The prosecution and defense seem to agree a change of venue is necessary because of the publicity garnered by the trial of a truck driver involved in an Interstate 75 crash that killed six, a judge said Thursday.

Hamilton County Criminal Court Judge Don Poole must decide before June 19, when jurors are scheduled to hear the state's proof against Benjamin Brewer, a former driver for the Kentucky-based Cool Runnings Express.

Brewer, 41, faces six counts of vehicular homicide, four counts of reckless aggravated assault, and one count each of driving under the influence, violation of motor carrier regulations and speeding. Prosecutors say he was driving far longer than the legal limit and high on drugs when his truck plowed into stopped traffic near exit 11 on Interstate 75 in Ooltewah on June 25, 2015. The impact killed six people, injured several more and spawned numerous lawsuits in state and federal court asking for damages.

Brewer is next scheduled to appear May 23.

His public defenders pushed Thursday that jurors shouldn't hear specific pieces of evidence because police illegally seized them when they detained Brewer and his girlfriend on scene. They have pursued that argument since February, when they filed 10 motions about the issue and called for a change in venue. Poole still needs to rule on several of them.

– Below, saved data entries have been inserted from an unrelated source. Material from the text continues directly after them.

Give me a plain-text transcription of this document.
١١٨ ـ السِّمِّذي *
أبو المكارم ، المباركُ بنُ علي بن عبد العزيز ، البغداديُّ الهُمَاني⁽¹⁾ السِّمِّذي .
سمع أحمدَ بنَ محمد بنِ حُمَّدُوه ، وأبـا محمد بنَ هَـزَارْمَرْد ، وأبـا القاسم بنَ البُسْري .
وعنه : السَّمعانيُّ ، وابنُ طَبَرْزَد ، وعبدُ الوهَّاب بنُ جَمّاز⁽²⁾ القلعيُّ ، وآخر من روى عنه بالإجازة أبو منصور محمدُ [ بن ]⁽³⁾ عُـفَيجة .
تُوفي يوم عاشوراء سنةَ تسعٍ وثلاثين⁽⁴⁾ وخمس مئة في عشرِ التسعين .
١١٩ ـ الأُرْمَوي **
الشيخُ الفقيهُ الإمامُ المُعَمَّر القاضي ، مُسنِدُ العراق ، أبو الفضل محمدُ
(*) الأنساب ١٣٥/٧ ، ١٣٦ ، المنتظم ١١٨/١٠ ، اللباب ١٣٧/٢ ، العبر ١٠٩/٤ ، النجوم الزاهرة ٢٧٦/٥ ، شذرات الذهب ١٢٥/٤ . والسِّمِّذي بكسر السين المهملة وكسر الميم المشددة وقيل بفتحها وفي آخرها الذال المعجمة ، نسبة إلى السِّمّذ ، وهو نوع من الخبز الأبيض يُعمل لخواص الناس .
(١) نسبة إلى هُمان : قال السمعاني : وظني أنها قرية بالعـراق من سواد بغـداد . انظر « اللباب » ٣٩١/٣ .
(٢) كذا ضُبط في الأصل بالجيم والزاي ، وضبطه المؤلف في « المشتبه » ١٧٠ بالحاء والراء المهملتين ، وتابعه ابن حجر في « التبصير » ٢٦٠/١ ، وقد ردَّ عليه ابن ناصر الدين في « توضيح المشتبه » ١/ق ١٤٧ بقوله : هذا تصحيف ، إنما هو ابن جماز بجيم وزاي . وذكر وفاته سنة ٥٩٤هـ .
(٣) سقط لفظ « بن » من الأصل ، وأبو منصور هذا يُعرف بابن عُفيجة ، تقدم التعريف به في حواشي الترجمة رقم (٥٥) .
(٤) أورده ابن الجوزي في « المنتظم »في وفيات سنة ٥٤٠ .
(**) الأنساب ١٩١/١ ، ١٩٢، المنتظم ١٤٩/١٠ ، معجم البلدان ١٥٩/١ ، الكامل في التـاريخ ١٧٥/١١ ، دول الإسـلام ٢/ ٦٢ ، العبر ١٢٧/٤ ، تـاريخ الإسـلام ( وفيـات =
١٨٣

Defender Erinn O'Leary said Thursday the June 25, 2015, timeline was important because Brewer and Charity Pennington were locked inside separate cruisers, not under arrest, but still under strict orders not to leave.

She played snippets of dashcam footage from the officers who transported Brewer and Pennington from the scene, to nearby Collegedale's police station, and finally to Chattanooga for an interview. Brewer submitted to a blood test and sobriety test during that time and handed over his cellphone and logbook. His defenders have argued for two months this evidence needs to be suppressed because the detainment was illegal.

"The totality of the circumstances makes it quite clear that both were seized almost immediately after this accident without probable cause," O'Leary said Thursday. "They were the only ones treated that way without probable cause."

Hamilton County District Attorney General Neal Pinkston shot back there was plenty of probable cause for detainment. "You have a crash where there's no pre-crash or post-crash braking. Six people were killed, a number of people injured."

"Nobody should be detained," O'Leary replied. "The lack of pre-impact braking was determined after the impact. Would the state disagree there was no determination about the cause of the accident until after this?"

Pinkston said officers testified during a pretrial hearing in March about measuring brake marks on scene that night. "So no, I don't agree."